Prep 0 mins
Cook 15 mins
- 1 tablespoon vegetable oil
- 4 boneless skinless chicken breast halves (about 1 pound)
- 1 (10 3/4 ounce) can Campbell's Cream of Chicken Soup (With Herbs)
- 1⁄2 cup milk
- broth simmered rice
- In medium skillet over medium-high heat, heat oil.
- Add chicken and cook 8 minutes or until browned.
- Set chicken aside.
- Pour off fat.
- Add soup and milk.
- Heat to a boil.
- Return chicken to pan.
- Reduce heat to low.
- Cover and cook 5 minutes or until chicken is no longer pink.
- Broth Simmered Rice: In medium saucepan over medium-high heat, heat 1 can CAMPBELL'S Condensed Chicken Broth and 1 cup water to a boil.

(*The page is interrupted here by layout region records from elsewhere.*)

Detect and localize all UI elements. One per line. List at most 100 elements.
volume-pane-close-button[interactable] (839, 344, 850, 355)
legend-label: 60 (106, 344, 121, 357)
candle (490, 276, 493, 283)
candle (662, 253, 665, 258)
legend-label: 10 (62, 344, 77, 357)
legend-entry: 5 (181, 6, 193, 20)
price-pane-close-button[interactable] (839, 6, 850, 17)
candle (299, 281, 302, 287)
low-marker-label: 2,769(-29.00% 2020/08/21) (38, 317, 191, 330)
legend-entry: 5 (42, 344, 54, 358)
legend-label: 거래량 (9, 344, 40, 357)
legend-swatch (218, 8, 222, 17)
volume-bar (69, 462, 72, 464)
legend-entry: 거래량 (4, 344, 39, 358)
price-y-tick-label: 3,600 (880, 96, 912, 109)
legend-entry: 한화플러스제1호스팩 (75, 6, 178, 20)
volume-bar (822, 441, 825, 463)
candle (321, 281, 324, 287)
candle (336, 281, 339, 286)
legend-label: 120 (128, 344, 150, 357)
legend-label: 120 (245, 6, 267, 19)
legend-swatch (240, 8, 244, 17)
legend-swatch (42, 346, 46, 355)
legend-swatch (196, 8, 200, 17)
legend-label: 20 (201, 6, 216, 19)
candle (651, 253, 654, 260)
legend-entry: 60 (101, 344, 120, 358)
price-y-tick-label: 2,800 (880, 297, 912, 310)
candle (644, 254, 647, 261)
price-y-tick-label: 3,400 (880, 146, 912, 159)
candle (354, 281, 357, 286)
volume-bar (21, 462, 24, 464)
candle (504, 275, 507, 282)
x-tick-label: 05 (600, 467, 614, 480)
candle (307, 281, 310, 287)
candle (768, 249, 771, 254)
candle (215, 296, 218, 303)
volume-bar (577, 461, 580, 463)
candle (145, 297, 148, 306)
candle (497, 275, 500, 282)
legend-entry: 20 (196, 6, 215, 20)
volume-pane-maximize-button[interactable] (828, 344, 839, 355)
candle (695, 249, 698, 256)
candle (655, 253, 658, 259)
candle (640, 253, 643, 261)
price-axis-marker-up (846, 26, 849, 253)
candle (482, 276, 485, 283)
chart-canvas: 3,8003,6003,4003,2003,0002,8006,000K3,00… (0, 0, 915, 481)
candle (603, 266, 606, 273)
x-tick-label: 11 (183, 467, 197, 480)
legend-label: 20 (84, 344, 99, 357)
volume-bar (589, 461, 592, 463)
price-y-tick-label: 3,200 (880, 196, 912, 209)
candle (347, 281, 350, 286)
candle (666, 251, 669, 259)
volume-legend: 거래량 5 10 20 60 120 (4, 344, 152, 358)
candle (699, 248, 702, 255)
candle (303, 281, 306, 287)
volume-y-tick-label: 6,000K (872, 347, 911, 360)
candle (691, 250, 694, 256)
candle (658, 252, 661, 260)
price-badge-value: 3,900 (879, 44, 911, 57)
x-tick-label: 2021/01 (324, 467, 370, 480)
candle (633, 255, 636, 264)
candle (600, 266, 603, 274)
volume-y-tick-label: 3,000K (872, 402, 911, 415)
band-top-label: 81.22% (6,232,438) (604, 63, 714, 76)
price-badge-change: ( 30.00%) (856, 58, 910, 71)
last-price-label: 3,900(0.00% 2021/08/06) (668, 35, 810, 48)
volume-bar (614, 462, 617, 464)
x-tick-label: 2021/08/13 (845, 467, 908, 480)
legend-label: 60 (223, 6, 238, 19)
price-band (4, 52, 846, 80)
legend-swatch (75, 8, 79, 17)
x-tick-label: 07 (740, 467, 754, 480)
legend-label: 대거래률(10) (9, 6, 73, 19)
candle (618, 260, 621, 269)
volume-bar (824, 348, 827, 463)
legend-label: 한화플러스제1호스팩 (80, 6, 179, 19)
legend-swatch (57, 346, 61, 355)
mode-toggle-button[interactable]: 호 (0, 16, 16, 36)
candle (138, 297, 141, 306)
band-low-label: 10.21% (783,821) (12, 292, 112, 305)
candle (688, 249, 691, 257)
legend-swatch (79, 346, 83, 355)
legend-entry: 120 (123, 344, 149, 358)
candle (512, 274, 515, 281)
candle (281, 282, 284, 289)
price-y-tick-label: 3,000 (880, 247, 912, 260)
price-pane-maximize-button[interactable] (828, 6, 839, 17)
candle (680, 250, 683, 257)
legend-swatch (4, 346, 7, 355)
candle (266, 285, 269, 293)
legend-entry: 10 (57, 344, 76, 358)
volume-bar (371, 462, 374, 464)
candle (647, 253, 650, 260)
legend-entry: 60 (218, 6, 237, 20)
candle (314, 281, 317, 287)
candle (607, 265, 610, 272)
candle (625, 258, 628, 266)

- Stir in 2 cups uncooked Minute Original Rice.
- Cover and remove from heat.
- Let stand 5 minutes.
- Fluff with fork.
- Creamy Mushroom-Garlic Chicken: Substitute 1 can (10% ounces) CAMPBELL'S Condensed Cream of Mushroom with Roasted Garlic Soup for Cream of Chicken with Herbs Soup.
- Quick Herbed Chicken Dijon: In step 2 add 1 tablespoon Dijon-style mustard with the soup and milk.